# New to Forum...Meet my Cats



## AbbeyStone89 (Dec 16, 2011)

My name is Abbey and I am new to this forum.

This is my 8-year-old cat Lil Boi'









These are the twins Jax and Jaid who are 3 months old...even tho they are twins Jax has always been quite a bit bigger.


----------



## marie73 (Jul 12, 2006)

Wow, I thought my twinz (the bratz) were a handful, but Jax and Jaid look like they could give my girls a run for their money!! My Charlee is a little bigger than Cali, too.

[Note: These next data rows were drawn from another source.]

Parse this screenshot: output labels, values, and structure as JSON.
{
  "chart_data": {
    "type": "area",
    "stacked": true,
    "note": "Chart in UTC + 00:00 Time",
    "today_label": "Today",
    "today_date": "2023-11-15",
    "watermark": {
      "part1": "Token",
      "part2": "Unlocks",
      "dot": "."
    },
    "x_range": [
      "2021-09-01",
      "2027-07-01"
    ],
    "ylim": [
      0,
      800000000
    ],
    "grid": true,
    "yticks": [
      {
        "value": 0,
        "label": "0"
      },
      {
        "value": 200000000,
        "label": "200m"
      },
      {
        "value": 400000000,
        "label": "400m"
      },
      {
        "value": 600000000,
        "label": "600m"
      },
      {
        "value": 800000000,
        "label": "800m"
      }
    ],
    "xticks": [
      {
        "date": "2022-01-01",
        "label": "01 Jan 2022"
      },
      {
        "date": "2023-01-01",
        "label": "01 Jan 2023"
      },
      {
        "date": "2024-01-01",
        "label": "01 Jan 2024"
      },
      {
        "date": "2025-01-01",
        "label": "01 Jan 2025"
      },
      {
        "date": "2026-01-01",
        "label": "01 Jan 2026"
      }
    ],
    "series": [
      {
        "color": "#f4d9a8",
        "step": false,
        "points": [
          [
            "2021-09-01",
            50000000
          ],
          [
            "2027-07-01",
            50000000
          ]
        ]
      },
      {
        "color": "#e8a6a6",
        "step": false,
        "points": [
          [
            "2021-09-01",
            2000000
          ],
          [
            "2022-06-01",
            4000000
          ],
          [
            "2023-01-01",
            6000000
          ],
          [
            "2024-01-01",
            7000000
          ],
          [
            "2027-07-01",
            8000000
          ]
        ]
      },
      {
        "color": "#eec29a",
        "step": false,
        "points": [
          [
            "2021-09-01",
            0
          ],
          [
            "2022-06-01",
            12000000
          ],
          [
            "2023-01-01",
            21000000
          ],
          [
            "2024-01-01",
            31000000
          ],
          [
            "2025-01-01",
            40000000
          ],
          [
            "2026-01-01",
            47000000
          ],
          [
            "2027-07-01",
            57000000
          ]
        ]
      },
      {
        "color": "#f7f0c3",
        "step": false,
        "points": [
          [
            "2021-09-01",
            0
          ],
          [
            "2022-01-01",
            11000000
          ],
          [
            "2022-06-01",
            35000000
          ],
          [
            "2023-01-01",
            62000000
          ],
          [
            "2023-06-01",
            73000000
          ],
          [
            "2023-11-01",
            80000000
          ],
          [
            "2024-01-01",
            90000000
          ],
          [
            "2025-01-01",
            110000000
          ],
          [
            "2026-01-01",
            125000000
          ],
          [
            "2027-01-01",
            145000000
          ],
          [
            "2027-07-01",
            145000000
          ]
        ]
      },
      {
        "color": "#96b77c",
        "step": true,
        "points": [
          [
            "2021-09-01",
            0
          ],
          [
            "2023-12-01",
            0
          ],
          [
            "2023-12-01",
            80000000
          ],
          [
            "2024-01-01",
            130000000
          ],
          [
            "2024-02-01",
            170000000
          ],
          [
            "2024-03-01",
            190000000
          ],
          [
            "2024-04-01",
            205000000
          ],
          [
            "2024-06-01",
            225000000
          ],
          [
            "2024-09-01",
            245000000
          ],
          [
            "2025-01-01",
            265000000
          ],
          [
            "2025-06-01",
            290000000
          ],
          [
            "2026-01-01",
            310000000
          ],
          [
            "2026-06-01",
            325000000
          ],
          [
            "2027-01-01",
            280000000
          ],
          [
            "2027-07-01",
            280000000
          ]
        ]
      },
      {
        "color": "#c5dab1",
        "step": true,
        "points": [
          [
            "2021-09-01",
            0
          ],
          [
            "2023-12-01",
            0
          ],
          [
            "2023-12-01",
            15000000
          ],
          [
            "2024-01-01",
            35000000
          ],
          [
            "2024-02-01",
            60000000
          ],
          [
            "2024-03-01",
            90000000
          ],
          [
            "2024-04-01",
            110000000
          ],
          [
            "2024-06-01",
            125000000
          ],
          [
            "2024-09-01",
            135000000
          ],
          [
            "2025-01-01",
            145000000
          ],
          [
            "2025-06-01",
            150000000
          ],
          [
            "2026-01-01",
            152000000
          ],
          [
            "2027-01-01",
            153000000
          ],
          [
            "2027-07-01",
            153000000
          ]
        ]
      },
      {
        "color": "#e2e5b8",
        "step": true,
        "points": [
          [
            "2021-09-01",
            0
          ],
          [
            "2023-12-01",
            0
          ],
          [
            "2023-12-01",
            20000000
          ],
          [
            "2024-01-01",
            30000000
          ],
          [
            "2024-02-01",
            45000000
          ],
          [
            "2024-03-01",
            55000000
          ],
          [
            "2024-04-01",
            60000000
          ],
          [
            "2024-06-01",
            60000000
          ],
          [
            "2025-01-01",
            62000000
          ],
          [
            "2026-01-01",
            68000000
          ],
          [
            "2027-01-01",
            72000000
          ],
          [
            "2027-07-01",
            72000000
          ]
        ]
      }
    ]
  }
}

Beautiful cats, I love orange boys!


----------



## Syrena (Nov 29, 2011)

Hello and welcome! I see your kitties are already in Christmas mood!


----------



## AbbeyStone89 (Dec 16, 2011)

Yes, the twins are a bit of a handful :lol:...and Lil Boi' was not really in the Christmas mood, he was quite peeved with me that day :lol:

Even tho he is a male cat, I believe that Lil Boi' thinks that the twins are his babies.


----------



## Penny135 (Apr 6, 2011)

Welcome! Your kitties are adorable.


----------



## marie73 (Jul 12, 2006)

Awwwww, what a good Mommy he is, that picture is adorable!!!!


----------



## princessbear (May 19, 2011)

What beautiful family!


----------



## Lenkolas (Jan 18, 2011)

Welcome!

I love how your grey kitties show their stripes, beautiful!
And lil boi is adorable. :luv


----------